Le directeur de cabinet d’Emmanuel Macron, Patrick Strzoda, le 6 février à Ajaccio. / LUDOVIC MARIN / AFP

Directeur du cabinet d’Emmanuel Macron, Patrick Strzoda se retrouve, à 66 ans, embarqué dans une affaire d’Etat, alors qu’il doit prendre sa retraite à l’automne, à l’issue d’une carrière de préfet qui était synonyme de réussite, jusqu’à présent. Mardi 24 juillet, il sera auditionné par la commission d’enquête de l’Assemblée nationale, à 16 h 30.

Selon nos premières révélations publiées le 18 juillet, c’est M. Strzoda qui avait autorisé M. Benalla à participer comme observateur, au côté des policiers, à la manifestation du 1er mai à Paris.

En ce qui concerne la police, cette présence de M. Benalla avait été autorisée par le chef d’état-major de la direction de l’ordre public et de la circulation, Laurent Simonin, selon les affirmations, lundi 23 juillet, d’Alain Gibelin, directeur de l’ordre public et de la circulation à la préfecture de police de Paris.

C’est aussi M. Strzoda qui, après avoir pris connaissance de la vidéo montrant M. Benalla malmenant et frappant deux manifestants, avait prévenu le président de la République, alors en Australie,. « Si les faits sont avérés, il faut prendre des sanctions », lui aurait répondu M. Macron.

C’est lui encore qui a sanctionné le monsieur sécurité du chef de l’Etat – depuis mis en examen – d’une suspension temporaire du 4 au 19 mai.

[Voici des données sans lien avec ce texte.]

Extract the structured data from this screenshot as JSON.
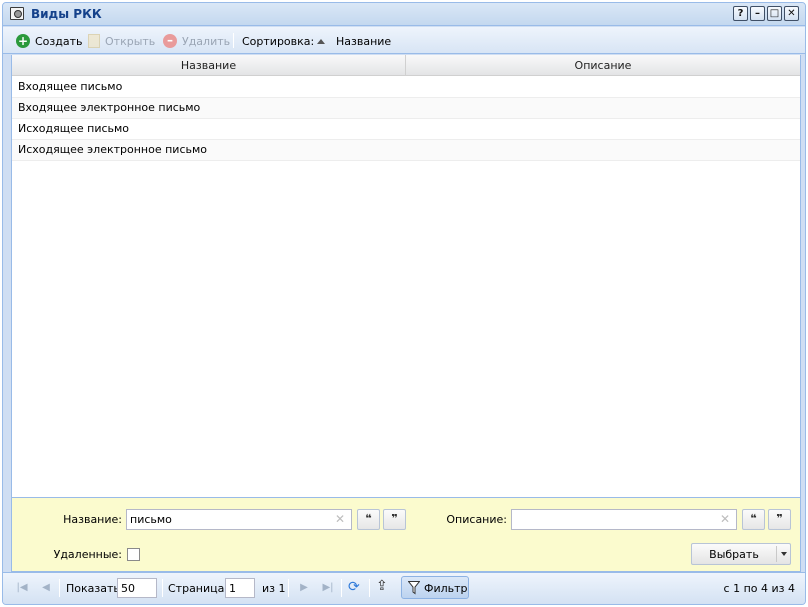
{
  "window": {
    "title": "Виды РКК",
    "controls": [
      "?",
      "–",
      "□",
      "✕"
    ]
  },
  "toolbar": {
    "create": "Создать",
    "open": "Открыть",
    "delete": "Удалить",
    "sort_label": "Сортировка:",
    "sort_field": "Название"
  },
  "grid": {
    "columns": [
      "Название",
      "Описание"
    ],
    "rows": [
      {
        "name": "Входящее письмо",
        "description": ""
      },
      {
        "name": "Входящее электронное письмо",
        "description": ""
      },
      {
        "name": "Исходящее письмо",
        "description": ""
      },
      {
        "name": "Исходящее электронное письмо",
        "description": ""
      }
    ]
  },
  "filter": {
    "name_label": "Название:",
    "name_value": "письмо",
    "description_label": "Описание:",
    "description_value": "",
    "quote_open": "❝",
    "quote_close": "❞",
    "deleted_label": "Удаленные:",
    "deleted_checked": false,
    "select_label": "Выбрать"
  },
  "pager": {
    "show_label": "Показать",
    "page_size": "50",
    "page_label": "Страница",
    "page_value": "1",
    "of_label": "из 1",
    "filter_label": "Фильтр",
    "summary": "с 1 по 4 из 4"
  }
}
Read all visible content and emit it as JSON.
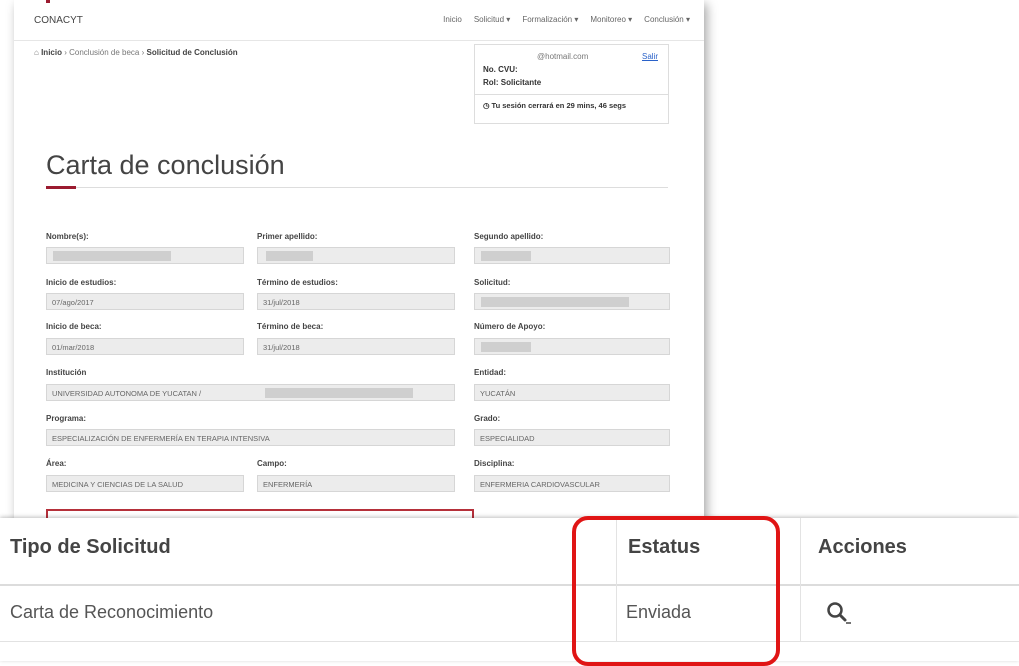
{
  "header": {
    "brand": "CONACYT",
    "nav": [
      "Inicio",
      "Solicitud ▾",
      "Formalización ▾",
      "Monitoreo ▾",
      "Conclusión ▾"
    ]
  },
  "breadcrumb": {
    "home": "Inicio",
    "middle": "Conclusión de beca",
    "current": "Solicitud de Conclusión",
    "sep": "›"
  },
  "session": {
    "email": "@hotmail.com",
    "logout": "Salir",
    "cvu_label": "No. CVU:",
    "rol": "Rol: Solicitante",
    "timer": "Tu sesión cerrará en 29 mins, 46 segs"
  },
  "page_title": "Carta de conclusión",
  "form": {
    "nombre_label": "Nombre(s):",
    "primer_label": "Primer apellido:",
    "segundo_label": "Segundo apellido:",
    "inicio_estudios_label": "Inicio de estudios:",
    "inicio_estudios": "07/ago/2017",
    "termino_estudios_label": "Término de estudios:",
    "termino_estudios": "31/jul/2018",
    "solicitud_label": "Solicitud:",
    "inicio_beca_label": "Inicio de beca:",
    "inicio_beca": "01/mar/2018",
    "termino_beca_label": "Término de beca:",
    "termino_beca": "31/jul/2018",
    "numero_apoyo_label": "Número de Apoyo:",
    "institucion_label": "Institución",
    "institucion": "UNIVERSIDAD AUTONOMA DE YUCATAN /",
    "entidad_label": "Entidad:",
    "entidad": "YUCATÁN",
    "programa_label": "Programa:",
    "programa": "ESPECIALIZACIÓN DE ENFERMERÍA EN TERAPIA INTENSIVA",
    "grado_label": "Grado:",
    "grado": "ESPECIALIDAD",
    "area_label": "Área:",
    "area": "MEDICINA Y CIENCIAS DE LA SALUD",
    "campo_label": "Campo:",
    "campo": "ENFERMERÍA",
    "disciplina_label": "Disciplina:",
    "disciplina": "ENFERMERIA CARDIOVASCULAR"
  },
  "table": {
    "headers": [
      "Tipo de Solicitud",
      "Estatus",
      "Acciones"
    ],
    "rows": [
      {
        "tipo": "Carta de Reconocimiento",
        "estatus": "Enviada",
        "accion_icon": "search-icon"
      }
    ]
  },
  "colors": {
    "accent": "#9b1b30",
    "highlight": "#e01515",
    "link": "#2a62c9"
  }
}
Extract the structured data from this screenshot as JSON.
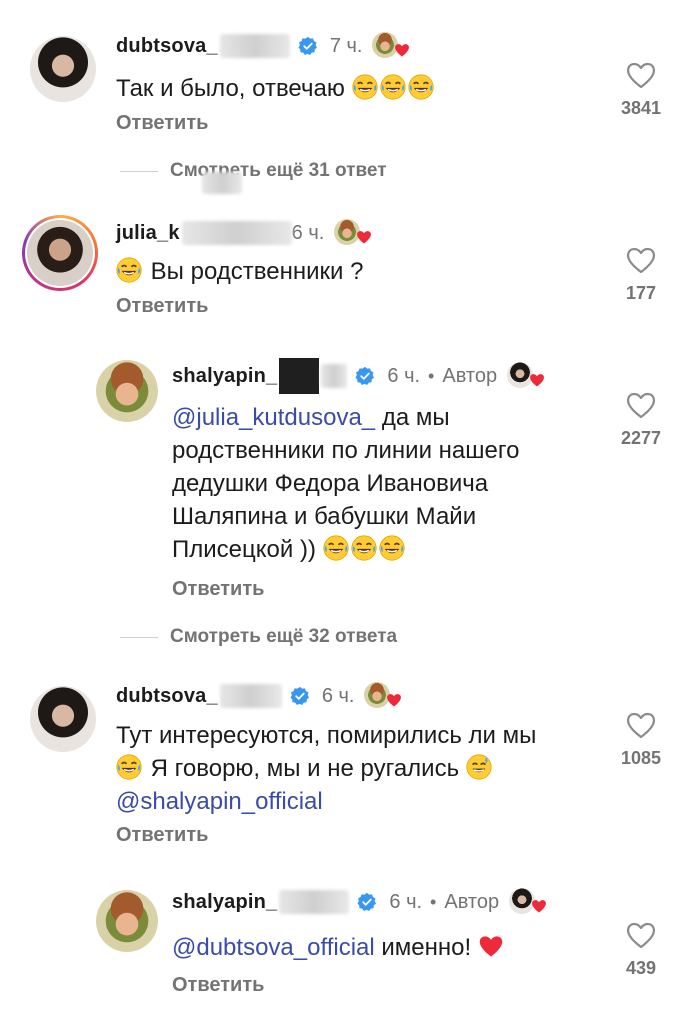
{
  "icons": {
    "heart": "heart-outline-icon",
    "verified": "verified-badge-icon",
    "laugh": "laughing-emoji-icon",
    "sweat": "sweat-smile-emoji-icon",
    "red_heart": "red-heart-emoji-icon"
  },
  "colors": {
    "mention": "#3b4ba8",
    "meta": "#737373",
    "verified": "#3897f0",
    "heart": "#ed4956"
  },
  "comments": [
    {
      "username": "dubtsova_",
      "time": "7 ч.",
      "text": "Так и было, отвечаю",
      "reply_label": "Ответить",
      "likes": "3841"
    },
    {
      "more_replies": "Смотреть ещё 31 ответ"
    },
    {
      "username": "julia_k",
      "time": "6 ч.",
      "text": "Вы родственники ?",
      "reply_label": "Ответить",
      "likes": "177"
    },
    {
      "username": "shalyapin_",
      "time": "6 ч.",
      "author_label": "Автор",
      "mention": "@julia_kutdusova_",
      "text_lines": [
        "да мы",
        "родственники по линии нашего",
        "дедушки Федора Ивановича",
        "Шаляпина и бабушки Майи",
        "Плисецкой ))"
      ],
      "reply_label": "Ответить",
      "likes": "2277"
    },
    {
      "more_replies": "Смотреть ещё 32 ответа"
    },
    {
      "username": "dubtsova_",
      "time": "6 ч.",
      "text_line1": "Тут интересуются, помирились ли мы",
      "text_line2": "Я говорю, мы и не ругались",
      "mention": "@shalyapin_official",
      "reply_label": "Ответить",
      "likes": "1085"
    },
    {
      "username": "shalyapin_",
      "time": "6 ч.",
      "author_label": "Автор",
      "mention": "@dubtsova_official",
      "text": "именно!",
      "reply_label": "Ответить",
      "likes": "439"
    }
  ]
}
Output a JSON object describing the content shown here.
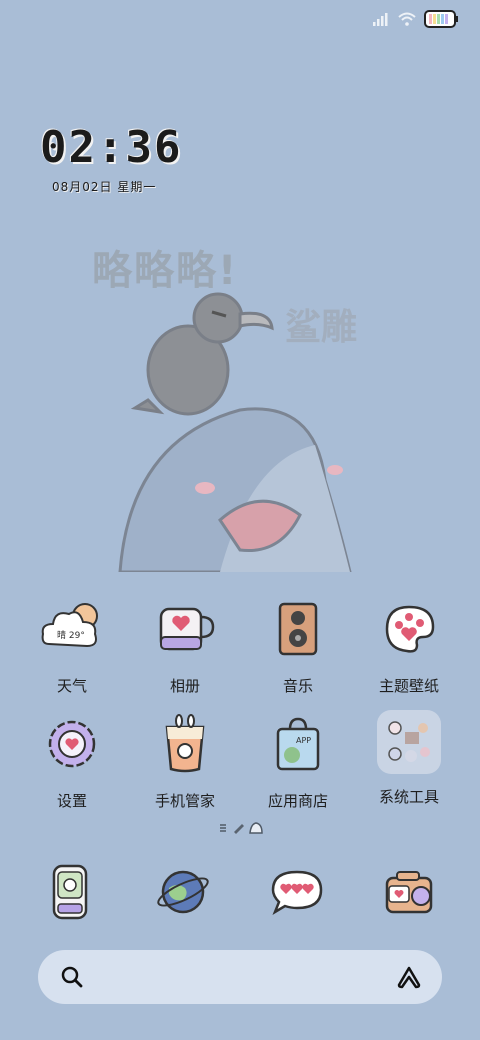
{
  "lock": {
    "time": "02:36",
    "date": "08月02日 星期一"
  },
  "wallpaper": {
    "text_main": "略略略!",
    "text_side": "鲨雕"
  },
  "apps": [
    {
      "label": "天气",
      "icon": "weather-icon",
      "badge": "晴 29°"
    },
    {
      "label": "相册",
      "icon": "album-icon"
    },
    {
      "label": "音乐",
      "icon": "music-icon"
    },
    {
      "label": "主题壁纸",
      "icon": "theme-icon"
    },
    {
      "label": "设置",
      "icon": "settings-icon"
    },
    {
      "label": "手机管家",
      "icon": "phone-manager-icon"
    },
    {
      "label": "应用商店",
      "icon": "app-store-icon",
      "badge": "APP"
    },
    {
      "label": "系统工具",
      "icon": "system-tools-folder-icon"
    }
  ],
  "dock": [
    {
      "icon": "phone-icon"
    },
    {
      "icon": "browser-icon"
    },
    {
      "icon": "messages-icon"
    },
    {
      "icon": "camera-icon"
    }
  ],
  "search": {
    "left_icon": "search-icon",
    "right_icon": "assistant-icon"
  },
  "colors": {
    "background": "#a9bdd6",
    "search_bg": "#d7e1ef",
    "label": "#1e1e1e"
  }
}
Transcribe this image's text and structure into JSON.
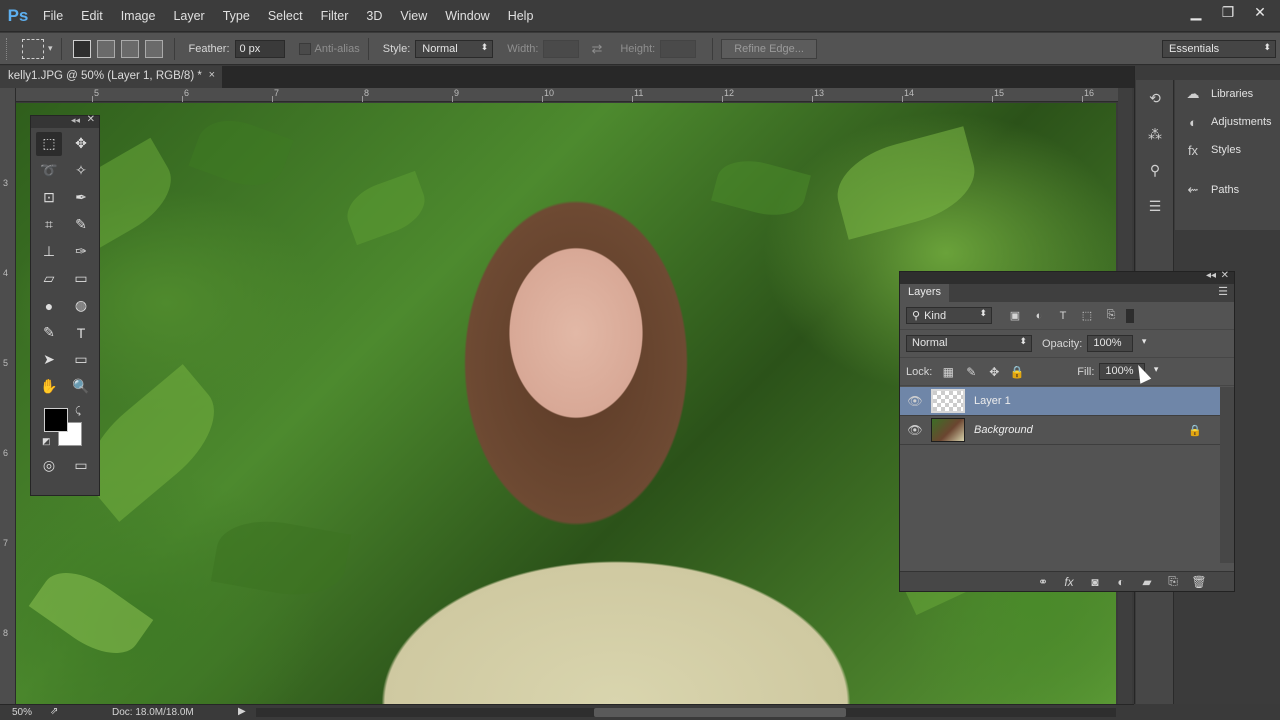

Originaire d’Alsace, M. Strzoda passe l’Ecole nationale d’administration (ENA) au milieu des années 1980 et intègre la préfectorale. Durant son parcours de haut fonctionnaire, il effectue quelques pas de côté, devenant secrétaire général du comité d’organisation des Jeux olympiques d’hiver à Albertville en 1992 puis, plusieurs années plus tard, directeur des services du conseil général de Savoie (2005-2007) – une collectivité contrôlée par la droite.

De retour dans son administration d’origine, il ne cesse d’acquérir du galon et enchaîne les postes sensibles. Préfet de Corse de 2011 à 2013, ses interlocuteurs voient en lui un « gros travailleur », « ouvert », qui a vite saisi les « subtilités locales ». « Il aurait pu nous mépriser puisque nous étions à l’époque dans l’opposition, cela n’a pas été le cas », se souvient un élu nationaliste.

A la préfecture de Bretagne (2013-2016), il gère le mouvement des « bonnets rouges » avant d’être enrôlé, en 2016, par Bernard Cazeneuve en qualité de directeur du cabinet, au ministère de l’intérieur, puis à Matignon. Dans les derniers jours du quinquennat de François Hollande, il est nommé préfet d’Ile-de-France – la fonction la plus prestigieuse de son corps – mais M. Macron, sitôt élu, l’embauche à l’Elysée.

« Le fusible choisi par l’exécutif »

La plupart de ses pairs sont intarissables sur sa « droiture » sa « rigueur », sa « totale loyauté » mais certains le jugent dur et dans le dossier de projet d’aéroport à Notre-Dame-des-Landes, il avait la réputation d’être partisan d’une très grande fermeté. L’affaire Benalla « ne lui ressemble pas », confie un préfet.

Au cours d’une réunion de crise dimanche 22 juillet, M. Macron a demandé à Alexis Kohler, secrétaire général de l’Elysée, de « mener une réorganisation pour éviter qu’un tel dysfonctionnement se reproduise » au sein de la présidence. Cet examen devrait porter sur le cabinet dirigé par M. Strzoda.

Pour certains députés, comme Olivier Faure (PS), les premières auditions menées lundi par la Commission d’enquête de l’Assemblée nationale laissent penser que le directeur de cabinet de M. Macron pourrait être « le fusible choisi par l’exécutif ». « C’est lui qui va payer pour tous les autres », a estimé le premier secrétaire du Parti socialiste.

Quoi qu’il en soit, Patrick Strzoda doit, selon un décret du président de la République datant du 5 juillet, faire valoir ses droits à la retraite à compter du 6 octobre.